Maria Lugaro is an Italian astrophysicist who is a researcher at the Konkoly Observatory of the Hungarian Academy of Sciences. Her research considers nuclear radioactivity in the solar system and asymptotic giant branch stars.

== Early life and education ==
Lugaro was born in Turin. At high school, she specialised in classics, including Greek and Latin. She was an undergraduate student in theoretical physics at the University of Turin. During her undergraduate studies, she worked on slow neutron captures. She was supported by the Australian Government to complete her doctorate at Monash University. Her research considered nucleosynthesis in asymptotic giant branch stars.

== Research and career ==
Lugaro worked as a postdoctoral researcher at the University of Notre Dame and University of Cambridge. She moved to Utrecht University as a Dutch Research Council VENI Fellow. In 2008, she returned to Australia, where she was made an Australian Research Council Future Fellow and Senior Lecturer at Monash University. She used radioactive dating to understand the age of meteorites. She moved to Konkoly Observatory at the Hungarian Academy of Sciences in 2014.

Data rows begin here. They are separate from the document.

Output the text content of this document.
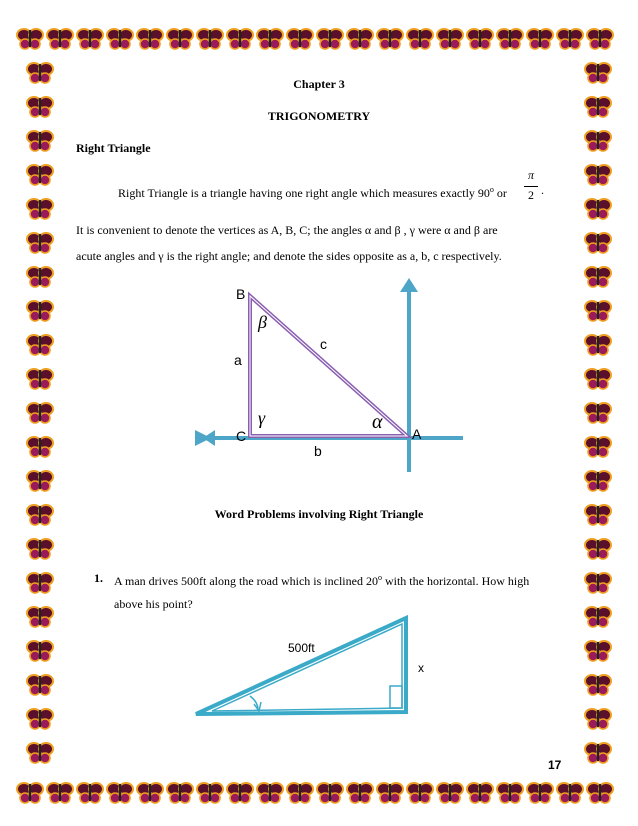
Chapter 3
TRIGONOMETRY
Right Triangle
Right Triangle is a triangle having one right angle which measures exactly 90$^o$ or
π
2 .
It is convenient to denote the vertices as A, B, C; the angles α and β , γ were α and β are
acute angles and γ is the right angle; and denote the sides opposite as a, b, c respectively.
B
β
c
a
γ	α
C	A
b
Word Problems involving Right Triangle
1. A man drives 500ft along the road which is inclined 20$^o$ with the horizontal. How high
above his point?
500ft
x
17
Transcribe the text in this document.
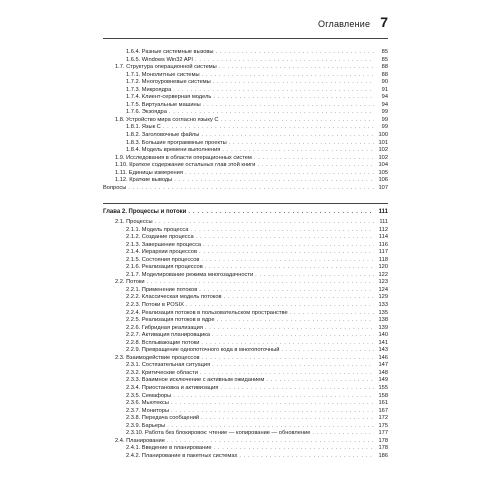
Оглавление 7
1.6.4. Разные системные вызовы . . .	85
1.6.5. Windows Win32 API . . .	85
1.7. Структура операционной системы . . .	88
1.7.1. Монолитные системы . . .	88
1.7.2. Многоуровневые системы . . .	90
1.7.3. Микроядра . . .	91
1.7.4. Клиент-серверная модель . . .	94
1.7.5. Виртуальные машины . . .	94
1.7.6. Экзоядра . . .	99
1.8. Устройство мира согласно языку C . . .	99
1.8.1. Язык C . . .	99
1.8.2. Заголовочные файлы . . .	100
1.8.3. Большие программные проекты . . .	101
1.8.4. Модель времени выполнения . . .	102
1.9. Исследования в области операционных систем . . .	102
1.10. Краткое содержание остальных глав этой книги . . .	104
1.11. Единицы измерения . . .	105
1.12. Краткие выводы . . .	106
Вопросы . . .	107
Глава 2. Процессы и потоки . . .	111
2.1. Процессы . . .	111
2.1.1. Модель процесса . . .	112
2.1.2. Создание процесса . . .	114
2.1.3. Завершение процесса . . .	116
2.1.4. Иерархии процессов . . .	117
2.1.5. Состояния процессов . . .	118
2.1.6. Реализация процессов . . .	120
2.1.7. Моделирование режима многозадачности . . .	122
2.2. Потоки . . .	123
2.2.1. Применение потоков . . .	124
2.2.2. Классическая модель потоков . . .	129
2.2.3. Потоки в POSIX . . .	133
2.2.4. Реализация потоков в пользовательском пространстве . . .	135
2.2.5. Реализация потоков в ядре . . .	138
2.2.6. Гибридная реализация . . .	139
2.2.7. Активация планировщика . . .	140
2.2.8. Всплывающие потоки . . .	141
2.2.9. Превращение однопоточного кода в многопоточный . . .	143
2.3. Взаимодействие процессов . . .	146
2.3.1. Состязательная ситуация . . .	147
2.3.2. Критические области . . .	148
2.3.3. Взаимное исключение с активным ожиданием . . .	149
2.3.4. Приостановка и активизация . . .	155
2.3.5. Семафоры . . .	158
2.3.6. Мьютексы . . .	161
2.3.7. Мониторы . . .	167
2.3.8. Передача сообщений . . .	172
2.3.9. Барьеры . . .	175
2.3.10. Работа без блокировок: чтение — копирование — обновление . . .	177
2.4. Планирование . . .	178
2.4.1. Введение в планирование . . .	178
2.4.2. Планирование в пакетных системах . . .	186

In 2017, Lugaro was awarded a European Research Council Consolidator Grants for RADIOSTAR, a program that looks to understand the radioactive nuclei produced in stellar nuclear reactions. Lugaro believes that it will be possible to uncover the history of the Solar System by examining the origin of these radioactive nuclei. She has studied neutron stars, and showed that their collisions can result in supernova that collapse whilst spinning, generating strong magnetic fields and super heavy elements.

== Personal life ==
Lugaro has four sons, including a set of twins.